Be it festival time, birth celebration, marriage ceremony or funeral, homemade wine, beer and spirits have been an integral part of both regular tribal life as well as during festivals. During the Meghnath fair, a major festival that comes in November and December, they share beverages and sing folk songs to enjoy the mood. The use of Mahua wine, locally known as Gapai, is common among the tribesmen at various occasions. Salphi and Chhind Ras are also enjoyed.
Chhind Ras is the fresh juice of fruits of Indian date palm. It is consumed directly after collecting the sap. Also, the sap is fermented and distilled to obtain more concentrated brew. Lenda (rice beer) is one of the most important beverages, prepared by boiling equal amounts of rice, Kutki and Madia (Ragi) flour and then fermenting it for twenty-one days.
Aam (mango) is another favorite fruit of the Patalkot tribals used in preparing wine. To make wine from the fruit, mango juice is collected and poured in a big earthen pot. It is then kept in a dark room for twelve days. Often the fermented juice is distilled along with Gud (jaggery – a sugar popular in India). According to the tribals, mango juice is similar to grape juice in terms of sugar and acidity. For making white Aamiya (mango brew), fermentation of juice without mango skin is considered, whereas for red brew, the mango isn’t skinned before fermenting. Later, the skin is removed by filtering.
Peja is a very popular beverage among the Patalkot tribes. To prepare Peja, 100 grams of Corn Poppy flour is boiled in 2 liters of water. Salt is added to taste. Some tribesmen add Maize flour and curd to enhance its flavor. The whole mixture is then kept in a dark room for ten days to ferment. This is often served during the marriage ceremony. Gapai is another most commonly used local preparation. Mahua (Indian Honey tree) flowers are collected from the forest and with other ingredients, allowed to ferment for a few days, then distilled.

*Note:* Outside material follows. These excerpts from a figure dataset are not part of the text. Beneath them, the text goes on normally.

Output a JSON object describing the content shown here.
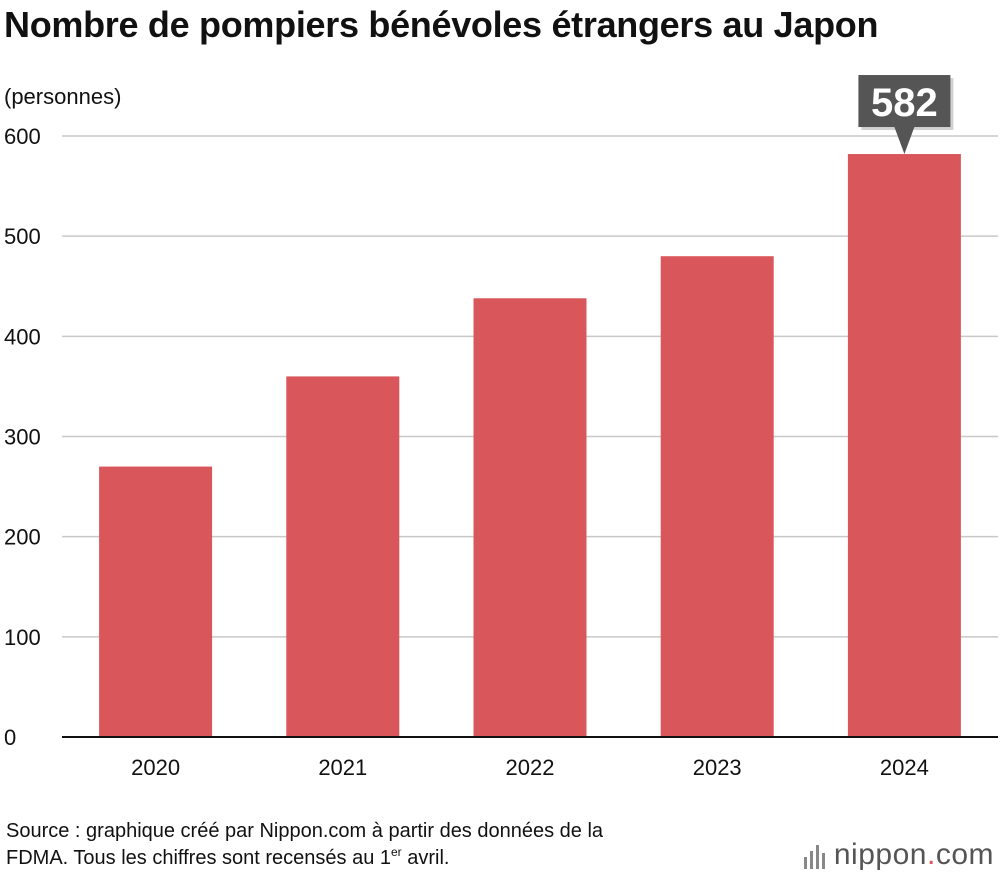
{
  "title": "Nombre de pompiers bénévoles étrangers au Japon",
  "source": {
    "line1": "Source : graphique créé par Nippon.com à partir des données de la",
    "line2_pre": "FDMA. Tous les chiffres sont recensés au 1",
    "line2_sup": "er",
    "line2_post": " avril."
  },
  "logo": {
    "name": "nippon",
    "dot": ".",
    "suffix": "com"
  },
  "colors": {
    "bar": "#d9575a",
    "grid": "#c8c8c8",
    "axis": "#111111",
    "callout": "#555555"
  },
  "chart_data": {
    "type": "bar",
    "title": "Nombre de pompiers bénévoles étrangers au Japon",
    "ylabel": "(personnes)",
    "xlabel": "",
    "categories": [
      "2020",
      "2021",
      "2022",
      "2023",
      "2024"
    ],
    "values": [
      270,
      360,
      438,
      480,
      582
    ],
    "ylim": [
      0,
      600
    ],
    "yticks": [
      0,
      100,
      200,
      300,
      400,
      500,
      600
    ],
    "grid": true,
    "callout": {
      "category": "2024",
      "label": "582"
    }
  }
}
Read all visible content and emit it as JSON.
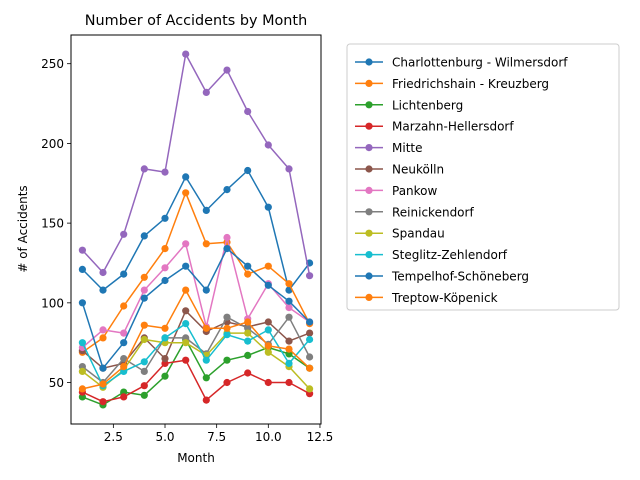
{
  "chart_data": {
    "type": "line",
    "title": "Number of Accidents by Month",
    "xlabel": "Month",
    "ylabel": "# of Accidents",
    "xlim": [
      0.45,
      12.55
    ],
    "ylim": [
      24,
      268
    ],
    "xticks": [
      2.5,
      5.0,
      7.5,
      10.0,
      12.5
    ],
    "xtick_labels": [
      "2.5",
      "5.0",
      "7.5",
      "10.0",
      "12.5"
    ],
    "yticks": [
      50,
      100,
      150,
      200,
      250
    ],
    "ytick_labels": [
      "50",
      "100",
      "150",
      "200",
      "250"
    ],
    "grid": false,
    "legend_position": "outside-right",
    "x": [
      1,
      2,
      3,
      4,
      5,
      6,
      7,
      8,
      9,
      10,
      11,
      12
    ],
    "series": [
      {
        "name": "Charlottenburg - Wilmersdorf",
        "color": "#1f77b4",
        "values": [
          121,
          108,
          118,
          142,
          153,
          179,
          158,
          171,
          183,
          160,
          108,
          125
        ]
      },
      {
        "name": "Friedrichshain - Kreuzberg",
        "color": "#ff7f0e",
        "values": [
          69,
          78,
          98,
          116,
          134,
          169,
          137,
          138,
          118,
          123,
          112,
          87
        ]
      },
      {
        "name": "Lichtenberg",
        "color": "#2ca02c",
        "values": [
          41,
          36,
          44,
          42,
          54,
          77,
          53,
          64,
          67,
          72,
          68,
          59
        ]
      },
      {
        "name": "Marzahn-Hellersdorf",
        "color": "#d62728",
        "values": [
          44,
          38,
          41,
          48,
          62,
          64,
          39,
          50,
          56,
          50,
          50,
          43
        ]
      },
      {
        "name": "Mitte",
        "color": "#9467bd",
        "values": [
          133,
          119,
          143,
          184,
          182,
          256,
          232,
          246,
          220,
          199,
          184,
          117
        ]
      },
      {
        "name": "Neukölln",
        "color": "#8c564b",
        "values": [
          70,
          59,
          62,
          78,
          65,
          95,
          82,
          88,
          85,
          88,
          76,
          81
        ]
      },
      {
        "name": "Pankow",
        "color": "#e377c2",
        "values": [
          72,
          83,
          81,
          108,
          122,
          137,
          85,
          141,
          90,
          112,
          97,
          88
        ]
      },
      {
        "name": "Reinickendorf",
        "color": "#7f7f7f",
        "values": [
          60,
          50,
          65,
          57,
          78,
          78,
          68,
          91,
          84,
          74,
          91,
          66
        ]
      },
      {
        "name": "Spandau",
        "color": "#bcbd22",
        "values": [
          57,
          47,
          58,
          77,
          75,
          75,
          67,
          81,
          81,
          69,
          60,
          46
        ]
      },
      {
        "name": "Steglitz-Zehlendorf",
        "color": "#17becf",
        "values": [
          75,
          48,
          57,
          63,
          78,
          87,
          64,
          80,
          76,
          83,
          62,
          77
        ]
      },
      {
        "name": "Tempelhof-Schöneberg",
        "color": "#1f77b4",
        "values": [
          100,
          59,
          75,
          103,
          114,
          123,
          108,
          134,
          123,
          111,
          101,
          88
        ]
      },
      {
        "name": "Treptow-Köpenick",
        "color": "#ff7f0e",
        "values": [
          46,
          49,
          60,
          86,
          84,
          108,
          84,
          84,
          88,
          73,
          71,
          59
        ]
      }
    ]
  }
}
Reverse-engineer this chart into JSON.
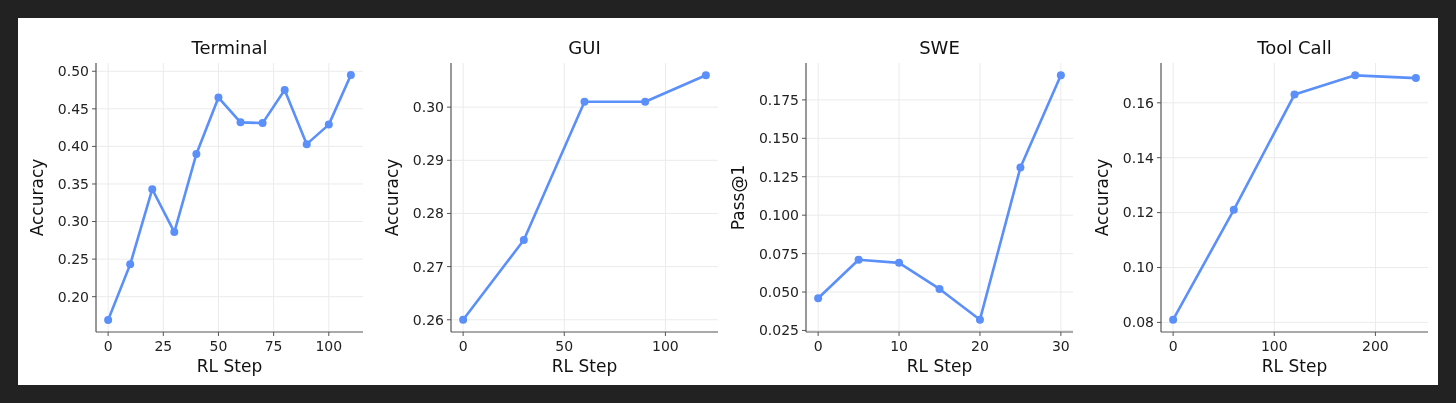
{
  "chart_data": [
    {
      "type": "line",
      "title": "Terminal",
      "xlabel": "RL Step",
      "ylabel": "Accuracy",
      "x": [
        0,
        10,
        20,
        30,
        40,
        50,
        60,
        70,
        80,
        90,
        100,
        110
      ],
      "values": [
        0.169,
        0.243,
        0.343,
        0.286,
        0.39,
        0.465,
        0.432,
        0.431,
        0.475,
        0.403,
        0.429,
        0.495
      ],
      "color": "#5b8ff9",
      "xlim": [
        -5.5,
        115.5
      ],
      "ylim": [
        0.153,
        0.511
      ],
      "xticks": [
        0,
        25,
        50,
        75,
        100
      ],
      "yticks": [
        {
          "value": 0.2,
          "label": "0.20"
        },
        0.25,
        {
          "value": 0.3,
          "label": "0.30"
        },
        0.35,
        {
          "value": 0.4,
          "label": "0.40"
        },
        0.45,
        {
          "value": 0.5,
          "label": "0.50"
        }
      ],
      "grid": true,
      "marker": "circle"
    },
    {
      "type": "line",
      "title": "GUI",
      "xlabel": "RL Step",
      "ylabel": "Accuracy",
      "x": [
        0,
        30,
        60,
        90,
        120
      ],
      "values": [
        0.26,
        0.275,
        0.301,
        0.301,
        0.306
      ],
      "color": "#5b8ff9",
      "xlim": [
        -6,
        126
      ],
      "ylim": [
        0.2577,
        0.3083
      ],
      "xticks": [
        0,
        50,
        100
      ],
      "yticks": [
        0.26,
        0.27,
        0.28,
        0.29,
        {
          "value": 0.3,
          "label": "0.30"
        }
      ],
      "grid": true,
      "marker": "circle"
    },
    {
      "type": "line",
      "title": "SWE",
      "xlabel": "RL Step",
      "ylabel": "Pass@1",
      "x": [
        0,
        5,
        10,
        15,
        20,
        25,
        30
      ],
      "values": [
        0.046,
        0.071,
        0.069,
        0.052,
        0.032,
        0.131,
        0.191
      ],
      "color": "#5b8ff9",
      "xlim": [
        -1.5,
        31.5
      ],
      "ylim": [
        0.024,
        0.199
      ],
      "xticks": [
        0,
        10,
        20,
        30
      ],
      "yticks": [
        0.025,
        {
          "value": 0.05,
          "label": "0.050"
        },
        0.075,
        {
          "value": 0.1,
          "label": "0.100"
        },
        0.125,
        {
          "value": 0.15,
          "label": "0.150"
        },
        0.175
      ],
      "grid": true,
      "marker": "circle"
    },
    {
      "type": "line",
      "title": "Tool Call",
      "xlabel": "RL Step",
      "ylabel": "Accuracy",
      "x": [
        0,
        60,
        120,
        180,
        240
      ],
      "values": [
        0.081,
        0.121,
        0.163,
        0.17,
        0.169
      ],
      "color": "#5b8ff9",
      "xlim": [
        -12,
        252
      ],
      "ylim": [
        0.0765,
        0.1745
      ],
      "xticks": [
        0,
        100,
        200
      ],
      "yticks": [
        0.08,
        {
          "value": 0.1,
          "label": "0.10"
        },
        0.12,
        0.14,
        0.16
      ],
      "grid": true,
      "marker": "circle"
    }
  ]
}
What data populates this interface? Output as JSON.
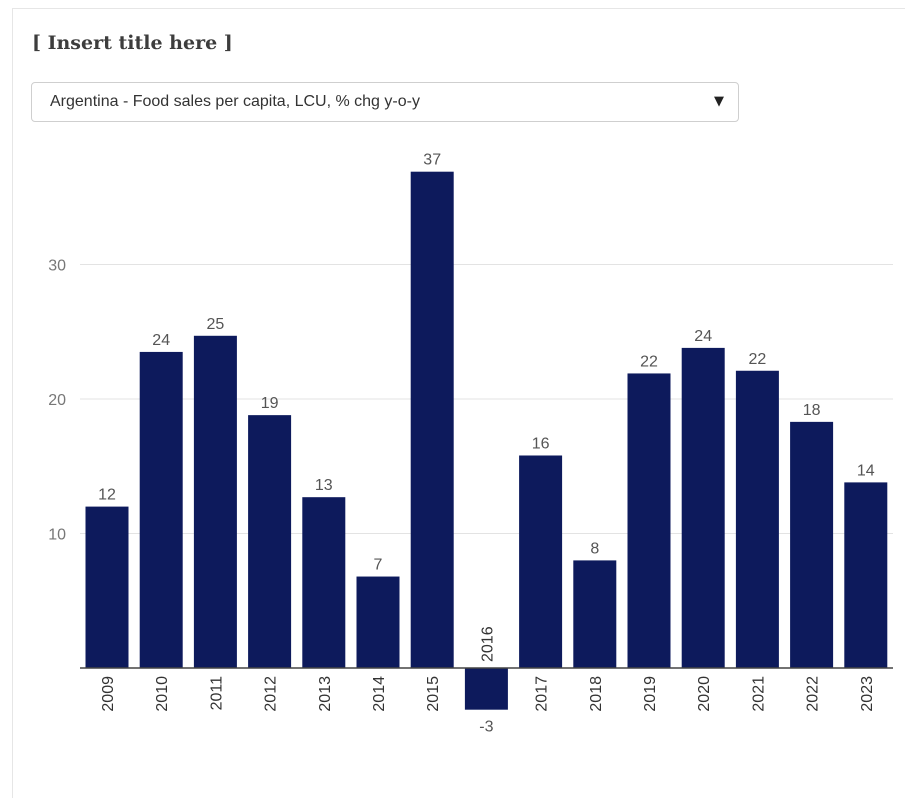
{
  "header": {
    "title": "[ Insert title here ]"
  },
  "selector": {
    "selected": "Argentina - Food sales per capita, LCU, % chg y-o-y",
    "caret_icon": "triangle-down-icon"
  },
  "colors": {
    "bar": "#0d1a5c",
    "grid": "#e3e3e3",
    "axis": "#444444"
  },
  "chart_data": {
    "type": "bar",
    "categories": [
      "2009",
      "2010",
      "2011",
      "2012",
      "2013",
      "2014",
      "2015",
      "2016",
      "2017",
      "2018",
      "2019",
      "2020",
      "2021",
      "2022",
      "2023"
    ],
    "values": [
      12,
      23.5,
      24.7,
      18.8,
      12.7,
      6.8,
      36.9,
      -3.1,
      15.8,
      8,
      21.9,
      23.8,
      22.1,
      18.3,
      13.8
    ],
    "labels": [
      "12",
      "24",
      "25",
      "19",
      "13",
      "7",
      "37",
      "-3",
      "16",
      "8",
      "22",
      "24",
      "22",
      "18",
      "14"
    ],
    "yticks": [
      10,
      20,
      30
    ],
    "ylim": [
      -4,
      40
    ],
    "grid": true,
    "legend": "none"
  }
}
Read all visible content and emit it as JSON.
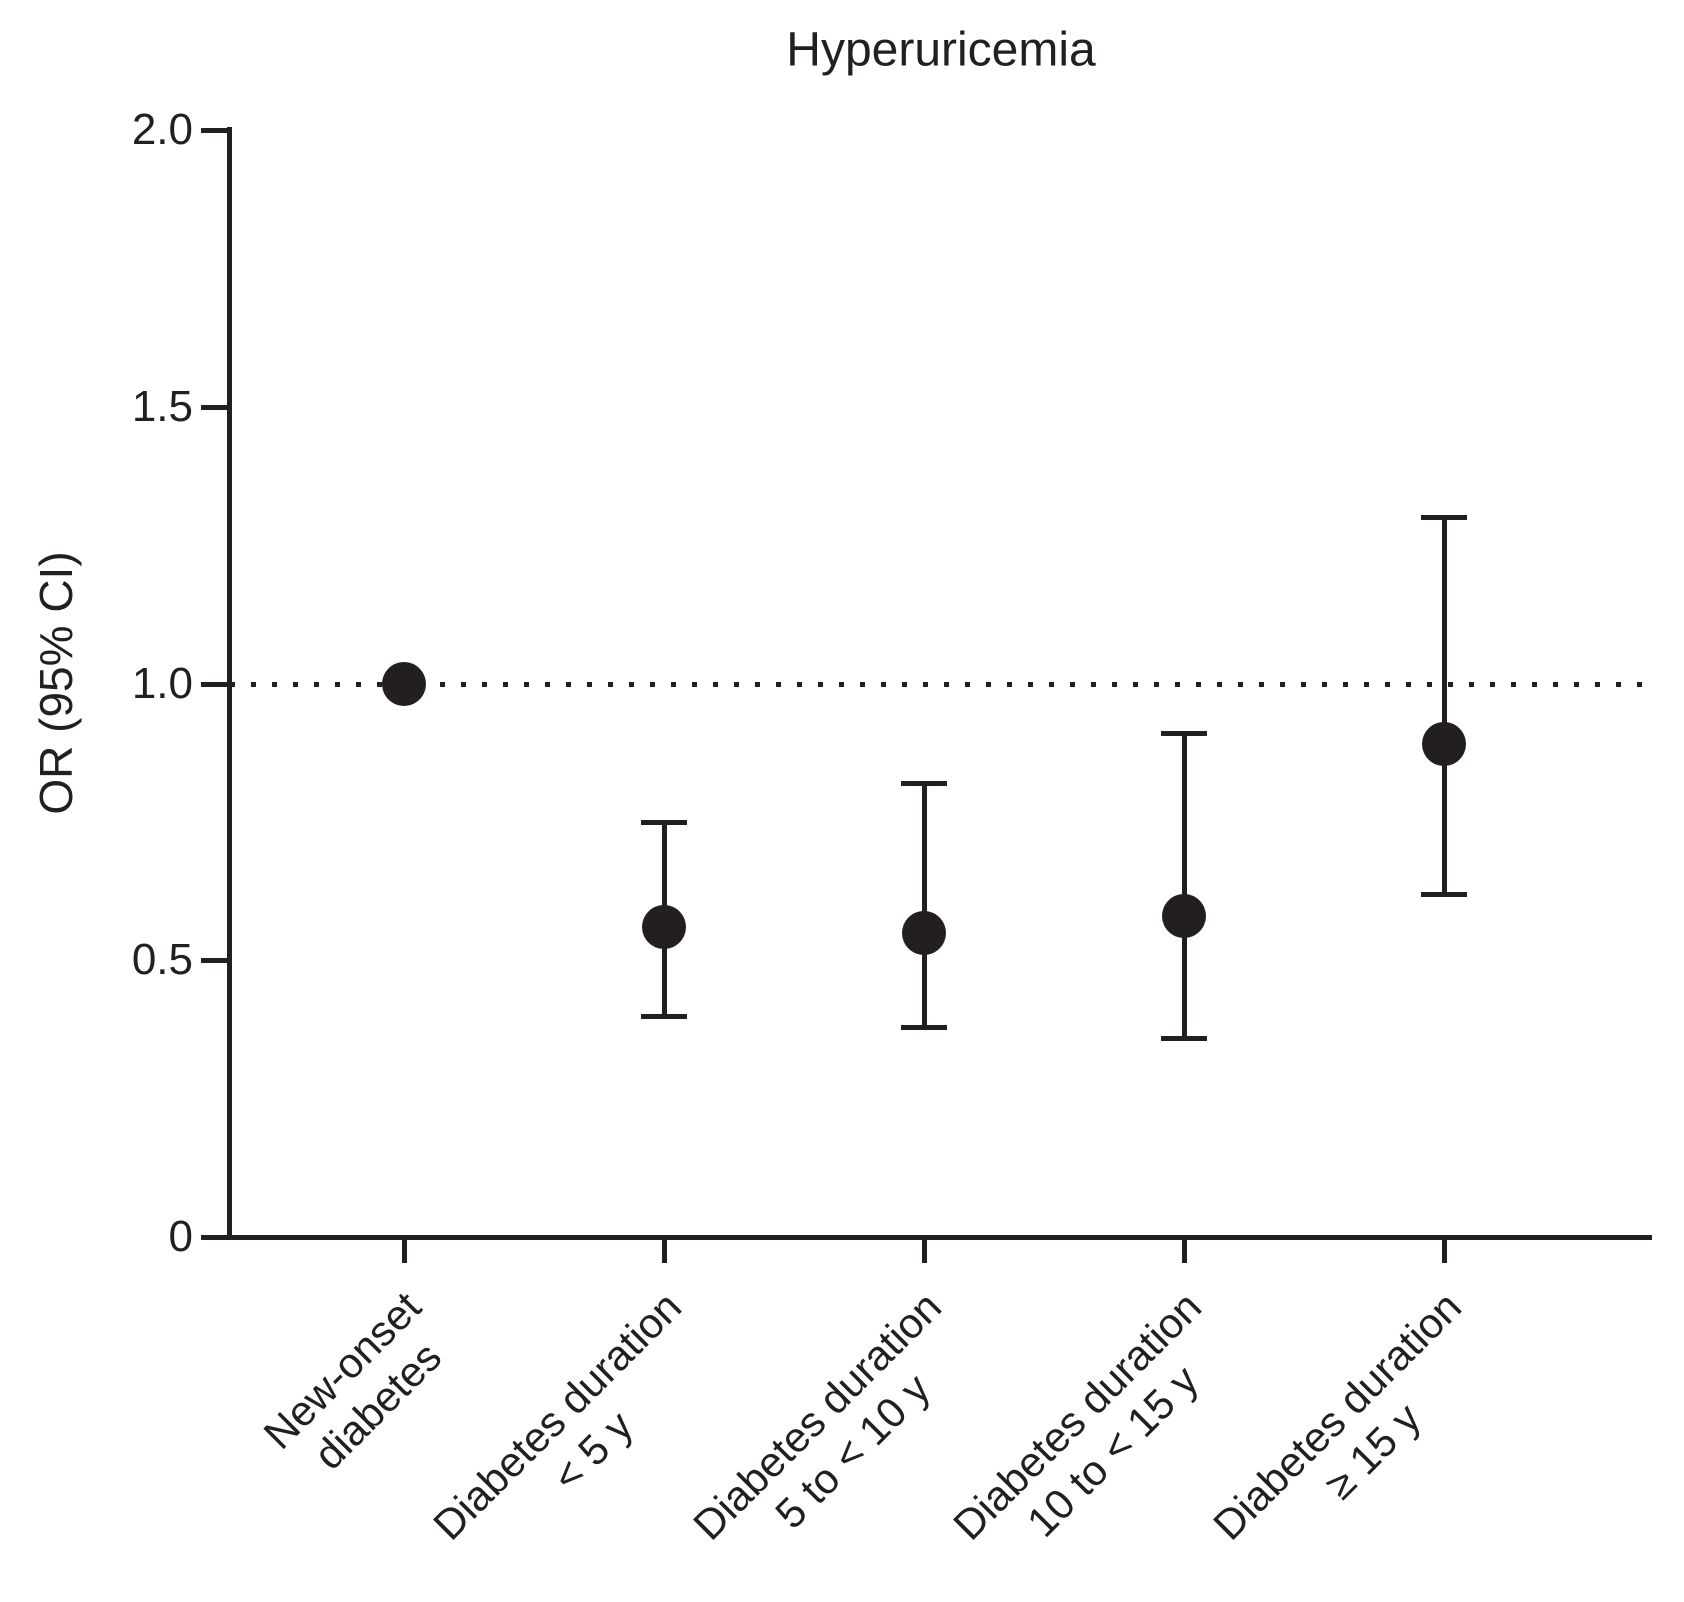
{
  "chart_data": {
    "type": "scatter",
    "title": "Hyperuricemia",
    "xlabel": "",
    "ylabel": "OR (95% CI)",
    "ylim": [
      0,
      2.0
    ],
    "yticks": [
      0,
      0.5,
      1.0,
      1.5,
      2.0
    ],
    "ytick_labels": [
      "0",
      "0.5",
      "1.0",
      "1.5",
      "2.0"
    ],
    "reference_line_y": 1.0,
    "reference_line_style": "dotted",
    "grid": false,
    "legend": false,
    "marker_style": "filled-circle",
    "categories": [
      {
        "label_lines": [
          "New-onset",
          "diabetes"
        ],
        "label": "New-onset diabetes",
        "or": 1.0,
        "ci_low": null,
        "ci_high": null
      },
      {
        "label_lines": [
          "Diabetes duration",
          "< 5 y"
        ],
        "label": "Diabetes duration < 5 y",
        "or": 0.56,
        "ci_low": 0.4,
        "ci_high": 0.75
      },
      {
        "label_lines": [
          "Diabetes duration",
          "5 to < 10 y"
        ],
        "label": "Diabetes duration 5 to < 10 y",
        "or": 0.55,
        "ci_low": 0.38,
        "ci_high": 0.82
      },
      {
        "label_lines": [
          "Diabetes duration",
          "10 to < 15 y"
        ],
        "label": "Diabetes duration 10 to < 15 y",
        "or": 0.58,
        "ci_low": 0.36,
        "ci_high": 0.91
      },
      {
        "label_lines": [
          "Diabetes duration",
          "≥ 15 y"
        ],
        "label": "Diabetes duration ≥ 15 y",
        "or": 0.89,
        "ci_low": 0.62,
        "ci_high": 1.3
      }
    ],
    "colors": {
      "marker": "#231f20",
      "axis": "#231f20",
      "text": "#231f20",
      "background": "#ffffff"
    }
  }
}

One very interesting but rare type of spirit, known as Kaveet daru, is part of a special event among the Bharias of Patalkot. Every year when there is a full moon night in the month of March, they serve Kaveet daru to everyone in the village. The ingredients for the preparation of Kaveet daru include: Kaveet (Wood Apple), mixed fruits such as lemon, orange, guava or Plum and Nau-sadar (sal ammoniac). The celebratory drink is made by mixing 10 Kg of jaggery (unrefined sugar from palm sap) and 20 liters of water in a large earthen pot and boiling the mixture for twenty minutes. Next, 5 kilograms of Kaveet and the other fruits are added to the boiling mixture. The ingredients are thoroughly mixed together and allowed to ferment for twelve to fourteen days in a cool dark room. Once the fermentation takes place, the pot is taken out and the mixture is boiled again for three hours. Finally, the mixture is then distilled by passing it through a water-cooled pipe and collected through a funnel into another pot and served.